Mr. Speaker, I congratulate the member of Parliament on his election. He replaces a fine member of Parliament. Contrary to what he might have said in the House, I congratulate him for having been elected at such a young age. He has a long and distinguished career ahead of him, preferably not in federal politics but in some area of public life.
I had it a little more difficult than him. I was not fortunate at his age to be elected as a member of Parliament. I did not have the benefit of such a good paying job to pay my student loans. I hope things go better for the member.
As for the question of day care in this province, I think we are taking a very huge step in assisting with day care and assisting young families.
The member makes a point that families should choose and that parents should choose. However, he also misleads when he says that this would create a federal bureaucracy. That is not the intent.
We have great confidence in the ability of the provinces, the ability of the communities, and the systems that are in place. We do not believe we need a cookie cutter approach. We believe that the same system could be applicable everywhere in the country. This is why we want to work with the local jurisdictions and see how well it goes.
If we placed an equivalent amount of money, $5 billion, and said we are going to invest that in day care, but rather than doing it by transfers to the provinces and letting them do the arrangements with the communities for day care we did it through the tax system, it would be good for the new member opposite. I do not know if he has any children or if he has started a family. He is in a good income bracket. He would receive a great benefit from that.

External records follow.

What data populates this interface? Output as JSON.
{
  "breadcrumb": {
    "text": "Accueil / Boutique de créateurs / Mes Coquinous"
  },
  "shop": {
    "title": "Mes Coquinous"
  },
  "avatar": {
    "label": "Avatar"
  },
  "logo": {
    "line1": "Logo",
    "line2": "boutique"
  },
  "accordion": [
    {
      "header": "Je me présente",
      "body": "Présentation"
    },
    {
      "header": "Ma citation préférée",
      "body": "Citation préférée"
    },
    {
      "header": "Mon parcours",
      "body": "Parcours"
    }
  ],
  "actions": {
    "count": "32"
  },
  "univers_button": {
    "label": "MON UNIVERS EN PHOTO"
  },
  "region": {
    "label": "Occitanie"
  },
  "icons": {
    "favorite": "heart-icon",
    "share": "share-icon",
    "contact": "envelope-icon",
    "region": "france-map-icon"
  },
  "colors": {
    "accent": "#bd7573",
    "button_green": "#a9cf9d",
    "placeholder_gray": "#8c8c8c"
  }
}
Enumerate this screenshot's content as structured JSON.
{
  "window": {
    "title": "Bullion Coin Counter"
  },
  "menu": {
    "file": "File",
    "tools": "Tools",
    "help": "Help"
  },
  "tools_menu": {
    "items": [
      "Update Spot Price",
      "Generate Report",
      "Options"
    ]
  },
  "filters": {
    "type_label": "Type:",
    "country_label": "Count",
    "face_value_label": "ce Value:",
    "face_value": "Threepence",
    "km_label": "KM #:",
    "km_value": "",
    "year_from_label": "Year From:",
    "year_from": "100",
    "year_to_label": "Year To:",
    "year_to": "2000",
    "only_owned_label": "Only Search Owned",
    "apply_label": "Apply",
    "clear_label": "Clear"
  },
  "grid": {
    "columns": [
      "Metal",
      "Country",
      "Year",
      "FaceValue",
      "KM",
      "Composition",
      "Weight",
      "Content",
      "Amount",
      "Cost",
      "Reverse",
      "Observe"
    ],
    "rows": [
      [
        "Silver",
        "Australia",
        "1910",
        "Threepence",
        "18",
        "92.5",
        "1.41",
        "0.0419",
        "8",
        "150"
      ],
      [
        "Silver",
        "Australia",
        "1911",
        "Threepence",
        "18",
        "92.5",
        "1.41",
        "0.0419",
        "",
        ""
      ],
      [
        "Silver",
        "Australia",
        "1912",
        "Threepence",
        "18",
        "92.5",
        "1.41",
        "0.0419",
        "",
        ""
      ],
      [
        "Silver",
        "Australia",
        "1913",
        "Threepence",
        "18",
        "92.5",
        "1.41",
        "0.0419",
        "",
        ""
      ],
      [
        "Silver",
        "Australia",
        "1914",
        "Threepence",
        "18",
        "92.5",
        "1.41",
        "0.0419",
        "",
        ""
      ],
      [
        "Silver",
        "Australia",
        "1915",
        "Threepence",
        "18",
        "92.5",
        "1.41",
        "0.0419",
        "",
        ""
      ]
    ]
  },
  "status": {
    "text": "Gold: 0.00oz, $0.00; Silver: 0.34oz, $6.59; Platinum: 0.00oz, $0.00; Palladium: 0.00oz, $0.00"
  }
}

A young family in my riding with two children, where both parents are forced to work because of their income levels, the tax system does not work for them. They too have concerns about their children and how they are cared for. There has to be some additional assistance.
The federal government decided, working with the provinces and having campaigned on it and having heard from Canadians from coast to coast to coast that it was a necessity, to make an initial investment of $5 billion and to do it in partnership. We have already done a lot on the tax side. We have heard that the tax-free personal incomes will be going up in 2009 to $10,000.
That is the threshold before which you pay no income tax. We have also reduced the credits for families, which will mean that a family of four with a family income of $60,000 will have an income tax reduction in Canada of approximately 35%.
These are very important measures which allow these families to make decisions about the way they want to invest. Do they want to invest in early childhood education, in caring for young children so that one of the two parents can remain at work? Those possibilities exist. However, what we want is another system. One that will be a quality system. We know young people who graduate with a very good education to work in day care centres or nursery schools. They are university graduates and they earn pitiful salaries because the communities do not have the resources to pay them.
Now, with these transfers, we will work with the provinces, which in turn can work with the communities. Then we will have a quality system. A system in which we will have made a healthy investment for early childhood, since it will provide us with great Canadian citizens who will continue the development of the country. Then, one day, they will come to replace us in this House, and like generations before us, we will think that all of them are too young.